In one of the most interesting examples included in the ip is a media file of a 'TV show' (as the Ancients called the extended 'adverts' they endured on this technological device) in which a famous professor called Stanley Fish is being interviewed about something he is trying to sell. The interviewer asks him: "What is it about good writing that makes it good?" The professor answers: "I like plain writing." The interviewer lets this gross distortion pass unremarked; he does not correct the professor and ask him to answer the actual question put to him, but nods as the professor confuses his personal opinion about what kind of writing he likes with what makes good writing generally. The citizens of the Age of Stupidity were incapable of thinking in precise subtleties of distinction because their language and their views about language simply did not permit them to. An apotheosis of Stupidity was reached when a man called Little Bush, who appears from his language-use to have been a mental defective, was 'elected' as President of the World.
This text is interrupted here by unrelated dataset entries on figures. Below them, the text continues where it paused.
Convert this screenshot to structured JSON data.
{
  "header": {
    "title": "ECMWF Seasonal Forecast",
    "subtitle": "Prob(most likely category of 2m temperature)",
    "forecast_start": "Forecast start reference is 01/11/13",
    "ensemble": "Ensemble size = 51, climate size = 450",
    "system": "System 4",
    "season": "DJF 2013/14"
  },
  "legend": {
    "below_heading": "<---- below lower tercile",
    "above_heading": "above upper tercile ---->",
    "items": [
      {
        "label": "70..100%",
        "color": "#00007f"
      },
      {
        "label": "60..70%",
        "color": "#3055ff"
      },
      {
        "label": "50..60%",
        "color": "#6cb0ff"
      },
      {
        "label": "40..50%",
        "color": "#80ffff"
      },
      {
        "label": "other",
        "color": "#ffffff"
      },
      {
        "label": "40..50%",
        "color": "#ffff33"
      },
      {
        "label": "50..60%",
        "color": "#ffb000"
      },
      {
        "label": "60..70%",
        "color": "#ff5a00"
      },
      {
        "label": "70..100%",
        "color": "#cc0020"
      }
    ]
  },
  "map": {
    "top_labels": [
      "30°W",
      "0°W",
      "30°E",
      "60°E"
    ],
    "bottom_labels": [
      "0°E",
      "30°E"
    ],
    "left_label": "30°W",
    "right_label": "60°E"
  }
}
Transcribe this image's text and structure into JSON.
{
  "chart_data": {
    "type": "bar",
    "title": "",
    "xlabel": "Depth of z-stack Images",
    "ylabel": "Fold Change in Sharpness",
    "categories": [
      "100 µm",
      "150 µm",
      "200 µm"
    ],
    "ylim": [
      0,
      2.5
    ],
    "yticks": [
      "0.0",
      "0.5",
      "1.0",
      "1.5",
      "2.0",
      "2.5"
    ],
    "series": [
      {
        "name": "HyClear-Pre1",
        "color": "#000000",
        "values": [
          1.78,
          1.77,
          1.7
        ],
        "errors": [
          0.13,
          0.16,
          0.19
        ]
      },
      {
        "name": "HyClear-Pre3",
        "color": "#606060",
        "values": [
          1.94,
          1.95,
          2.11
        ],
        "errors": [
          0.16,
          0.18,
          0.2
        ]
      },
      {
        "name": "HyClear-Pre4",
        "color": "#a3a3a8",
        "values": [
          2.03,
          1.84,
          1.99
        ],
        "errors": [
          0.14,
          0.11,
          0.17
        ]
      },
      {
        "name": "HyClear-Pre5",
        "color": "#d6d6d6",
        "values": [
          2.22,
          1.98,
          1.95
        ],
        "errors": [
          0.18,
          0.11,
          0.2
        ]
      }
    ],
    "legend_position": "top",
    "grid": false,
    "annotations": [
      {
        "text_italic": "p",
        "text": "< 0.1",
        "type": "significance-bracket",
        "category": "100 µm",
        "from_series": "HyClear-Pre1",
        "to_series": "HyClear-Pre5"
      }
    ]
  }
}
Stupidity triumphed over common sense as IPC man willingly abandoned his most precious human attribute in favour of a kind of intellectual laziness everywhere present in the evidence. This, Faraway explains, accounts for the astonishing gullibility of the Ancients, the readiness with which they accepted bizarre doctrines, such as the 5 Illusions of Freedom, the ease with which they submitted to political control and the extent to which they were unaware of their mental slavery, all defining characteristics of the Age of Stupidity.
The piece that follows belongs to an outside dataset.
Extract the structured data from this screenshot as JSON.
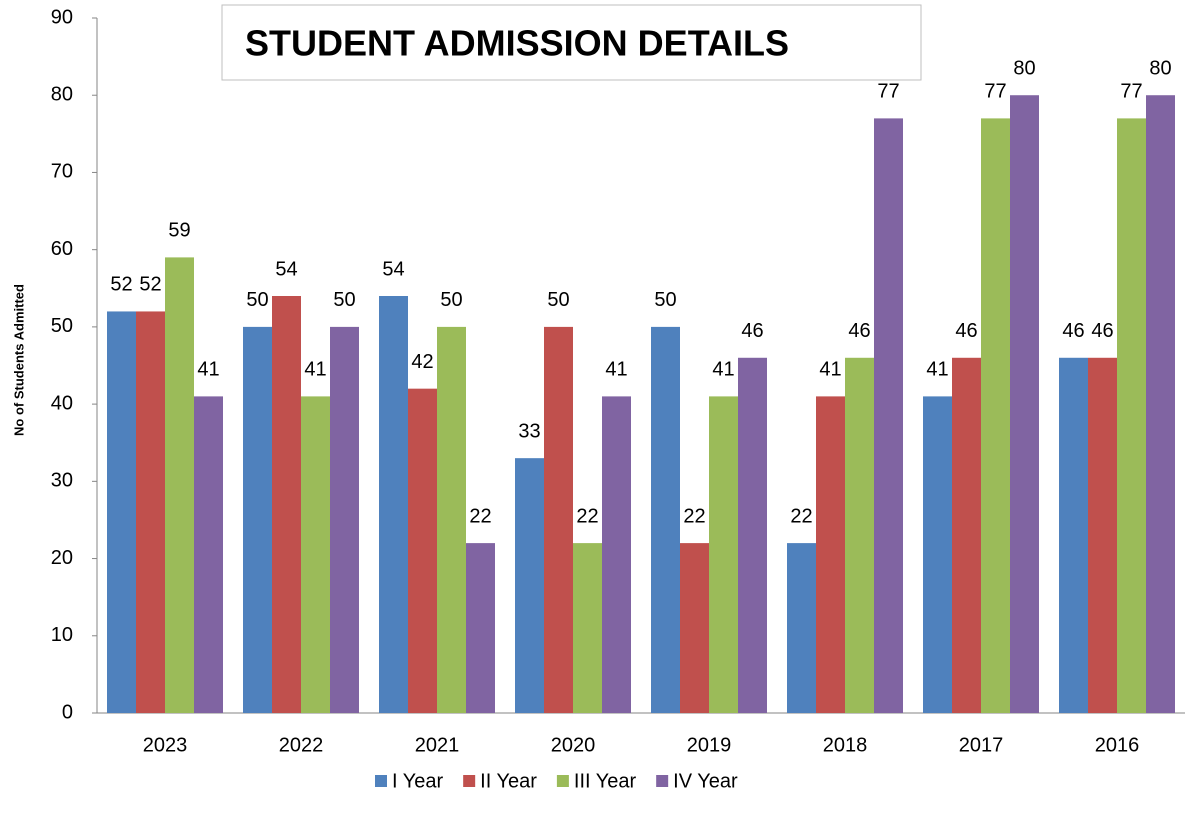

20 years in the making, Faraway's ip is a monumental achievement casting light on the Immediate Pre Cataclysmic Era, bringing forth a civilisation once thought irretrievably lost, and enhancing immeasurably our understanding of our history. Faraway's ip will form the basis of a new series from the Univercity: Studies in the Immediate Pre Cataclysmic Era. Vol 2 will cover religious life, Vol 3 daily life and vol 4 dissent in the Immediate Pre Cataclysmic Era. The completed series will no doubt prove seminal for a whole new field of Pre Cataclysmic studies, as future scholars unearth more supporting or contradictory evidence from Faraway's library, or reinterpret Faraway's evidence in different ways. However, no thoughtful person viewing this ip can avoid the following reflections.
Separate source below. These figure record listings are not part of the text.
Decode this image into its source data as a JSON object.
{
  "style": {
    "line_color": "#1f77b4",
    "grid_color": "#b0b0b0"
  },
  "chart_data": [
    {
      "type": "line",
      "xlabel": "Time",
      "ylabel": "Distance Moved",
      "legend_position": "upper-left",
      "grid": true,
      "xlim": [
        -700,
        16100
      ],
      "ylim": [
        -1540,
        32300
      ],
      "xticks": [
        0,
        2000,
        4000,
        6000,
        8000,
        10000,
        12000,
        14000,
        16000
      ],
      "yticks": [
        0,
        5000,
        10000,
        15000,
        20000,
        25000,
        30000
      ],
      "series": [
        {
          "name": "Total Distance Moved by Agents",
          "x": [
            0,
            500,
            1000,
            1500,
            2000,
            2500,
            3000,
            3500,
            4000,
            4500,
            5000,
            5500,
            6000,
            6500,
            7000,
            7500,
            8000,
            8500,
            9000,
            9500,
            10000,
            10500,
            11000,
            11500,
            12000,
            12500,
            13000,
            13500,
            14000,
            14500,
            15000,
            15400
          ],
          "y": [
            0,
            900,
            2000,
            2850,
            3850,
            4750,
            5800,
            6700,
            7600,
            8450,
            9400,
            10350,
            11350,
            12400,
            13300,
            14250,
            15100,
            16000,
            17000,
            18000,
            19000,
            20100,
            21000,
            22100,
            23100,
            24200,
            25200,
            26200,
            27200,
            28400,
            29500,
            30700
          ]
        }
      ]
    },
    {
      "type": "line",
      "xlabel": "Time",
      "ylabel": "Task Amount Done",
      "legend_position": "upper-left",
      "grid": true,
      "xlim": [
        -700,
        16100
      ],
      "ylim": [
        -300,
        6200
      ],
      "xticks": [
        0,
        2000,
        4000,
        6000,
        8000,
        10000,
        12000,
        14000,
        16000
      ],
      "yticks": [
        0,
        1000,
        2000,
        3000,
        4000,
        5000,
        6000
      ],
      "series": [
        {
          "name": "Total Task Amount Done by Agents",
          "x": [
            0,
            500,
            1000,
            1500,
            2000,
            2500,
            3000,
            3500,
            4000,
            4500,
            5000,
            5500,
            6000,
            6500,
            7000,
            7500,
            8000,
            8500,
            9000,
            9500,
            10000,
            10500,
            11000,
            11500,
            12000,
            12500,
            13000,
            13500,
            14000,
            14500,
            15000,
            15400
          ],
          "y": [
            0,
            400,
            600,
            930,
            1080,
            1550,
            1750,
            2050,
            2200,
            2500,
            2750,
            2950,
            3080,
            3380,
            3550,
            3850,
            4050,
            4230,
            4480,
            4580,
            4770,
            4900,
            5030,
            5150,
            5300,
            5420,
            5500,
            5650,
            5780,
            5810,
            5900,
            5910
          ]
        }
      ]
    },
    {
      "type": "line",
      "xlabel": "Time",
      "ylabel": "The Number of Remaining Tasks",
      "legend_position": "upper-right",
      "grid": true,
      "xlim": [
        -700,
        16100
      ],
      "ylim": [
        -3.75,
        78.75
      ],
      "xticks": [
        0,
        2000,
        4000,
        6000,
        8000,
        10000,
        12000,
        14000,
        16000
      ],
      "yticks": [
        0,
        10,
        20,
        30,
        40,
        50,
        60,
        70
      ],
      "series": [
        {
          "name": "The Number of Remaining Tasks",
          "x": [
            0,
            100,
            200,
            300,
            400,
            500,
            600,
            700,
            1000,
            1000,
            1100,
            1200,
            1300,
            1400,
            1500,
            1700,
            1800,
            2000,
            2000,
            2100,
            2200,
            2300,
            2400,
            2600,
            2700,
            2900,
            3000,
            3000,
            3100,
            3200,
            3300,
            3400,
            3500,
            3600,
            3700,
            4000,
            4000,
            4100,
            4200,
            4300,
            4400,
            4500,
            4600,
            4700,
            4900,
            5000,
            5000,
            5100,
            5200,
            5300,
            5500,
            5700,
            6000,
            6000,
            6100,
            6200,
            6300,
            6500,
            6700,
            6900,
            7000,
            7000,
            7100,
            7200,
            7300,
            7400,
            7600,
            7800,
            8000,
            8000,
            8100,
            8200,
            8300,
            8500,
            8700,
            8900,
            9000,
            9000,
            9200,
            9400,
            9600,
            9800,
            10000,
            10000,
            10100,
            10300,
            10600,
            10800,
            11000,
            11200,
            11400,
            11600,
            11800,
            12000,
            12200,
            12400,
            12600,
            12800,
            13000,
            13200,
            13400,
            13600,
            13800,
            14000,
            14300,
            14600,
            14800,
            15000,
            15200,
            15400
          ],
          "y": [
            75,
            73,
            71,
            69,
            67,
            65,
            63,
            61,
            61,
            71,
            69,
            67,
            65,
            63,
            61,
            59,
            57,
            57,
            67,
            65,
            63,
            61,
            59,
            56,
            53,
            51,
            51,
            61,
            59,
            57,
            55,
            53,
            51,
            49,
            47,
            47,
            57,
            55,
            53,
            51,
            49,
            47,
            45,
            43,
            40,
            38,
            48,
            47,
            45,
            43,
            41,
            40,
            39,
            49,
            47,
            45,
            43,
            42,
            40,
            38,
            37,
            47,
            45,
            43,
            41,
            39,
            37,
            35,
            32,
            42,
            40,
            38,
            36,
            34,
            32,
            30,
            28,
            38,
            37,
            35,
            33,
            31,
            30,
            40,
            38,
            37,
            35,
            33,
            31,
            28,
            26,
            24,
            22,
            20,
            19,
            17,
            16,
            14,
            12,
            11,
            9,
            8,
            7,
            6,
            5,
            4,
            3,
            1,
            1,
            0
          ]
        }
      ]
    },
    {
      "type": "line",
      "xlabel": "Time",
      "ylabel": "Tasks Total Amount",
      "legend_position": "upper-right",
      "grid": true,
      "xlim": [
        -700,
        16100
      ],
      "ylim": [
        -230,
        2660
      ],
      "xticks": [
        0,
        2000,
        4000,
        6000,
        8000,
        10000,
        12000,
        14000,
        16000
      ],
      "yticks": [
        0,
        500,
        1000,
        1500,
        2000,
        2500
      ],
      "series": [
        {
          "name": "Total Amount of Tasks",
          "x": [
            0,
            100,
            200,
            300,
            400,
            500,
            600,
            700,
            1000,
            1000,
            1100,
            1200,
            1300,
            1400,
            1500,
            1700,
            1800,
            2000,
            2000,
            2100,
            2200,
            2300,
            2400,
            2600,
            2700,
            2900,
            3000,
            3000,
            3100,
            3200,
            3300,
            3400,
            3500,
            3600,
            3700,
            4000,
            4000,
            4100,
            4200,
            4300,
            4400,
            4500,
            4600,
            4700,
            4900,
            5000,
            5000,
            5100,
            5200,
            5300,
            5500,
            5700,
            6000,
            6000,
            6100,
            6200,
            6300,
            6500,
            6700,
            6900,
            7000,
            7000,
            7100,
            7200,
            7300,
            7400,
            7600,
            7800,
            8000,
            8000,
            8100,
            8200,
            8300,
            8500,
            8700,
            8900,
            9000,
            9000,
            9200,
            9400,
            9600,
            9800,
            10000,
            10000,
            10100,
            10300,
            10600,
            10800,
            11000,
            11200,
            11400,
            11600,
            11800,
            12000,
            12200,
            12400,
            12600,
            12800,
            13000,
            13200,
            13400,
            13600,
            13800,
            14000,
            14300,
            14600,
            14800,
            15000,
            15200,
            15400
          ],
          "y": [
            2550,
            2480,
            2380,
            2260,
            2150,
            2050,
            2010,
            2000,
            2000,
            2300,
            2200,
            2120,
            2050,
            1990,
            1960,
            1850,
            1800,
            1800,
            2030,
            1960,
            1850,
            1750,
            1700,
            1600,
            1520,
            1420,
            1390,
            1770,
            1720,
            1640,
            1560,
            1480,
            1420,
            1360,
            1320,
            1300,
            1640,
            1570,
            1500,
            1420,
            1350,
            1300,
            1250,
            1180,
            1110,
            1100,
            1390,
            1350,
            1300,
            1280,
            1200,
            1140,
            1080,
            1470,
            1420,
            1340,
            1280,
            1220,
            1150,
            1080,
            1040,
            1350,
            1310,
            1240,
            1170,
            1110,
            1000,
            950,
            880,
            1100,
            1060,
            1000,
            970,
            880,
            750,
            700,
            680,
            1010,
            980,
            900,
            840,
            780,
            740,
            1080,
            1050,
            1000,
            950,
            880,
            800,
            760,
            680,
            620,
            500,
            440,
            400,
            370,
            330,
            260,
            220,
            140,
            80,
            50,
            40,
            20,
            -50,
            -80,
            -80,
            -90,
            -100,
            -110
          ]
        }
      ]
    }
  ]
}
It is surely one of the ironic accidents of history that the contents of the library Faraway discovered focussed heavily on the Age of Stupidity just prior to the Great Cataclysm, and that it contained very little information on even earlier ages, which still remain shrouded in impenetrable darkness. The huge barrier of the Age of Stupidity lies across our view of the whole of human history, blocking from our sight the great achievements of the Ages which came before it. As Faraway puts it: It is perhaps the tragedy of the Ancients - and a betrayal of their mission to humanity- that their culture of Stupidity inevitably obscured the more intelligent cultures of the past from the eyes of a more intelligent future. To be sure, there are traces in the record of great cultural achievements preceding the Age of Stupidity; we can glimpse ghosts in the data, faintly luminous names such as Johann Shakespeare Joyce, William Dickens, Emily Elliot, James Bourne, the Count of Monte Cristo, Christ Marx and Princess Britney Gaga. But, until such time as other libraries under the sands are discovered, our inadequate knowledge of the shadowy figures which lie behind these names must remain just that.